Les Luthiers, Grandes Hitos (Les Luthiers: Greatest Hits – An Anthology) was a show performed by the Argentinian comedy group Les Luthiers.

==The show ==
The show officially premiered on May 7, 1992. It is a compilation of some of the group's best works from throughout their career. The show ended in 1996.

===Program===

- El Sendero de Warren Sánchez – Salmos sectarios, 1987 ("The Path of Warren Sanchez – Sectarian Psalms")
The first act in the program is a parody of modern religious groups. The act begins with the mockery of subjects like sins, the devil and self-help programs.

- Serenata Medio Oriental – Música Medio Árabe, 1983 ("Half-Oriental Serenade", which can also be interpreted as "Middle Eastern Serenade")
The second act in the program, it begins with an introduction which refers humorously to oriental subjects, and then segues into a parody of oriental music and the Arabic custom of having multiple lovers and wives.

- Kathy, la Reina del Saloon – Música de cine mudo, 1977 ("Kathy, the Queen of the Saloon – Music from the Silent Movies")
The third act of the program is a parody of the silent movie era. It begins with the group recounting the plot of a silent movie, and ends with humorous consequences.

- Encuentro en el Restaurante – Rapsodía gastronómica, 1987 ("Encounter at the Restaurant – Gastronomic Rhapsody")
The fourth act in the program is set at a restaurant. A person talks to a woman he has met and forgives himself for what he has done to her.
The restaurant staff starts pestering him, and at the end it is later discovered that he was rehearsing before he actually talked to the woman.

- Canción para Moverse – Canción infantil, 1979 ("The Movement Song – A Children's Song")
The fifth act in the program is a parody of child psychologists and the songs that are made specially for babies and children to help motor skills.
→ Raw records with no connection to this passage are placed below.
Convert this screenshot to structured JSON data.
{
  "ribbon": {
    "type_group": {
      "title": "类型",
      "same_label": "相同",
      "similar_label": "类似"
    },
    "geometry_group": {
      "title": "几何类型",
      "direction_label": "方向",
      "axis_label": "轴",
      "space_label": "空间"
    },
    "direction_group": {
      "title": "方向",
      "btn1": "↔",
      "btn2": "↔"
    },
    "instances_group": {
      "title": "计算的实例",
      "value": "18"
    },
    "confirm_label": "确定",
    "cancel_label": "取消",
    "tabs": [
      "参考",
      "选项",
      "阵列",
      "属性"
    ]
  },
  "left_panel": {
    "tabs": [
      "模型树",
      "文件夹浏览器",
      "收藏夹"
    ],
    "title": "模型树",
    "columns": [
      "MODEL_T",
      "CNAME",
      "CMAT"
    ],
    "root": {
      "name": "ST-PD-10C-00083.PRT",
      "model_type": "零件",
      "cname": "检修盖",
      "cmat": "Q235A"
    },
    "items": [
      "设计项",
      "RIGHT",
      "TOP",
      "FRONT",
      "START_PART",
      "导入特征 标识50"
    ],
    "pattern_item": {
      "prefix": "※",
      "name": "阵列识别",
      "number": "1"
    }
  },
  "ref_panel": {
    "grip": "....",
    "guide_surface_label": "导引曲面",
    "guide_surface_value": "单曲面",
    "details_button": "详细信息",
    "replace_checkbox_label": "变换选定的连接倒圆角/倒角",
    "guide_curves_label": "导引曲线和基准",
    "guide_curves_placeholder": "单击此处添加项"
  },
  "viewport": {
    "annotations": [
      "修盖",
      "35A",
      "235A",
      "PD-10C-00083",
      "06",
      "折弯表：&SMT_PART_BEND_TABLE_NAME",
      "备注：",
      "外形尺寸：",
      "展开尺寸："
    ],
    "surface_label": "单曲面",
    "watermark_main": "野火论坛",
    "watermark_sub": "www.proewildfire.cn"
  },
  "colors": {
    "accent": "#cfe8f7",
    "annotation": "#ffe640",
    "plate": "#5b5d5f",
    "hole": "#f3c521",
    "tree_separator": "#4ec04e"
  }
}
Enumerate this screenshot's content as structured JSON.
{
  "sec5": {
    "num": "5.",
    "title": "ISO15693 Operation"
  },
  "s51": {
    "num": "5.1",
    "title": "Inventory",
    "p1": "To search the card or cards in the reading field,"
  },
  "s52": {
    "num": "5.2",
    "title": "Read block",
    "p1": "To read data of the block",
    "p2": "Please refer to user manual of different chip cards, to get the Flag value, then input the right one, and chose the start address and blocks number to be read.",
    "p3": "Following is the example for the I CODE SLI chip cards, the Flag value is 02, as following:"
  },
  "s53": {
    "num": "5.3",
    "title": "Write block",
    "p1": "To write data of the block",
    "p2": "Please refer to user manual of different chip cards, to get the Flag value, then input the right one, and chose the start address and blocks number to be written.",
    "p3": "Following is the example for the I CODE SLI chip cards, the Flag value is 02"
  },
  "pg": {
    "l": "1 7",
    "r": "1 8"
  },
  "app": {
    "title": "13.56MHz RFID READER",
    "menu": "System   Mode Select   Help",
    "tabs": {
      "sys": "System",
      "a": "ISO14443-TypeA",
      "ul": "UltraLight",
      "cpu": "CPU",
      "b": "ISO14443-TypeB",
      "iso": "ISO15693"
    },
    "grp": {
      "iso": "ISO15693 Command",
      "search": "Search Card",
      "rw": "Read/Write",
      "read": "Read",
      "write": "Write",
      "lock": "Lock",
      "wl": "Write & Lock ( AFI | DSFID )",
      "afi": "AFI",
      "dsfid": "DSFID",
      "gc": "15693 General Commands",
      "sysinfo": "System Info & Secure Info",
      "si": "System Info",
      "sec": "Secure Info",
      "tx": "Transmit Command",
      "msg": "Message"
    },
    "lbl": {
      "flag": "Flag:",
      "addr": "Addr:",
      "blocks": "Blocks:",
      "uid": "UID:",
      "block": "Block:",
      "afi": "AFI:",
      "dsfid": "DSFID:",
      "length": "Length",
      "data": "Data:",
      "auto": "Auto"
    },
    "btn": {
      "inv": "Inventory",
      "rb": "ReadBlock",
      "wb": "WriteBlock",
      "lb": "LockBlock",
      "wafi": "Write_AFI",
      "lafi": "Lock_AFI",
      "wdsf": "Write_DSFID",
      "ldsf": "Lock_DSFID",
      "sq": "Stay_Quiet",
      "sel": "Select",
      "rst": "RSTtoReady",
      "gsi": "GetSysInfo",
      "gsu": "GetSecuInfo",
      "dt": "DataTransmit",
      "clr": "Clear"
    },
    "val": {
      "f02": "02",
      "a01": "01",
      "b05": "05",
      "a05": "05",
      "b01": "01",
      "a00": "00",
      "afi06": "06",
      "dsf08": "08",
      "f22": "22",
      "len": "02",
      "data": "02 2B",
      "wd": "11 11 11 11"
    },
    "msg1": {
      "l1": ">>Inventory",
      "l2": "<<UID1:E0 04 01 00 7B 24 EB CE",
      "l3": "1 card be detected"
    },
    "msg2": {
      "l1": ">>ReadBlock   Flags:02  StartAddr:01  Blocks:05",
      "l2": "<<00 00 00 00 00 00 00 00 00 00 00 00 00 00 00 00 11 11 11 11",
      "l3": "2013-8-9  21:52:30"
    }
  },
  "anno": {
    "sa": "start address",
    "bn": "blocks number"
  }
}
It ends with near-impossible movements that can be practiced (the presenter ends up entangled with his own body).

- Entreteniciencia Familiar – Musica de Cámara de TV, 1983 ("Family Entertainment – TV Chamber Music" (which can also be interpreted as "TV Camera Music")
The sixth act in the program is a parody of family entertainment programs. It mocks the attitude of show's host when he brings on a group that plays Chamber Music (classical music) instead of the planned Tropical music band.

- Lazy Daisy – Hall Music, 1977 ("Lazy Daisy")
The seventh act in the program pokes fun at the Music Hall groups of the past, and ends with accidents caused by the singers' rivalry.

- Las Majas del Bergantín – Zarzuela Náutica, 1981
The eighth act in the program is about Spanish pirates and opera pieces. It starts with a group of all-male sailors transporting female pirate prisoners who are to be handed over to the Spanish government. They fall in love and sadly have to give them back to the pirates.

- La Hora de la Nostalgia – Diez minutos de recuerdos, 1989 ("The Nostalgic Hour – Ten Minutes of Memories")
The closing act is a parody of nostalgic interview shows.
They invite an elderly singer who can barely remember what he did in his life, and who doesn't understand most of the questions.